Bake for 30-35 minutes, until the butternut squash is tender-crisp (a fork should go through easily, but the squash should still have a little firmness to it).

Remove the dish from the oven and sprinkle the parmesan and cheddar cheese evenly over the top. Bake for an additional 10 minutes, until the cheese is completely melted, the squash is tender, and the bacon is crisp.

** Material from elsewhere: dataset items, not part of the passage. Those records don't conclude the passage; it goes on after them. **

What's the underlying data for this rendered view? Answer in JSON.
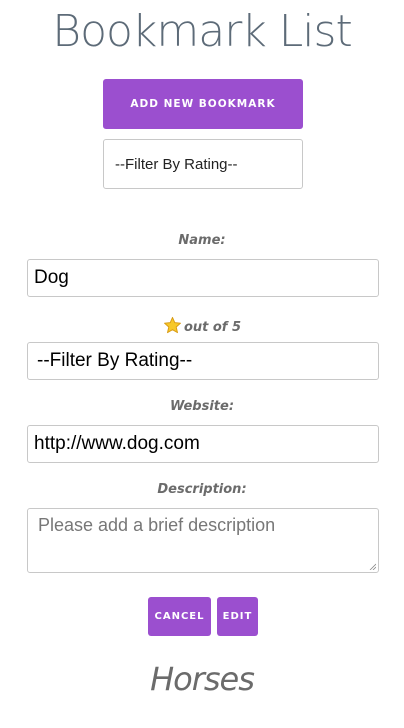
{
  "header": {
    "title": "Bookmark List",
    "add_button_label": "ADD NEW BOOKMARK",
    "filter_selected": "--Filter By Rating--"
  },
  "form": {
    "name_label": "Name:",
    "name_value": "Dog",
    "rating_label": "out of 5",
    "rating_selected": "--Filter By Rating--",
    "website_label": "Website:",
    "website_value": "http://www.dog.com",
    "description_label": "Description:",
    "description_placeholder": "Please add a brief description",
    "cancel_label": "CANCEL",
    "edit_label": "EDIT"
  },
  "next_item": {
    "title": "Horses"
  },
  "colors": {
    "accent": "#9b4fcf",
    "title": "#5d6b78",
    "label": "#6b6b6b"
  },
  "icons": {
    "rating": "star-icon"
  }
}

Garnish with parsley and serve immediately.

Tips and Variations:

  • You can use any type of melty cheese that you prefer, such as mozzarella or gruyere.
  • For a vegetarian option, simply omit the bacon.
  • To make this dish even more indulgent, add some fried onions or shallots on top.
  • If you want to add some spice, include some red chilli flakes or black pepper.

cycheese

Cheesy sautéed butternut squash

Ingredients:

  • Butternut squash
  • Shallots
  • Garlic
  • Thyme
  • Rosemary
  • Cheese (sharp chedder, Gruyère, Parmesan, or a mix)
  • Olive oil
  • Salt and pepper

Optional ingredients:

  • Chicken or vegetable broth
  • Balsamic vinegar
  • Nutmeg
  • Onion powder
  • Garlic powder
  • Ground sage
  • Panko breadcrumbs
  • Milk (almond, 2%, whole, or any other type)
  • Greek yoghurt

Method:

First, peel and cube the butternut squash. Boil or roast the squash until tender, then mash or blend it with milk, broth, garlic, and seasonings to make a creamy sauce.

Next, sauté the shallots and garlic in olive oil in a large frying pan or skillet. Add the butternut squash, thyme, rosemary, salt, and pepper, and cook until the squash is tender.

Finally, stir in the cheese. Serve hot, garnished with fresh parsley if desired.

Tips:

  • This dish is very customisable and forgiving. Feel free to experiment with different types of cheese, spices, and other ingredients.
  • You can prepare the squash in advance and store it in the fridge for up to four days, or freeze it for up to three months.
  • If you want to add protein to this dish, try stirring in some cooked chicken, ground beef, turkey, or sliced chicken sausage.

Frequently asked questions

Cheddar, Gruyere, Parmesan, and goat cheese are all popular choices.

Butternut squash mac and cheese is a tasty option.

Butternut squash can be roasted, steamed, or boiled.

Bacon, garlic, shallots, and herbs such as rosemary and thyme complement butternut squash nicely.

Yes, butternut squash can be frozen and added to recipes at a later time.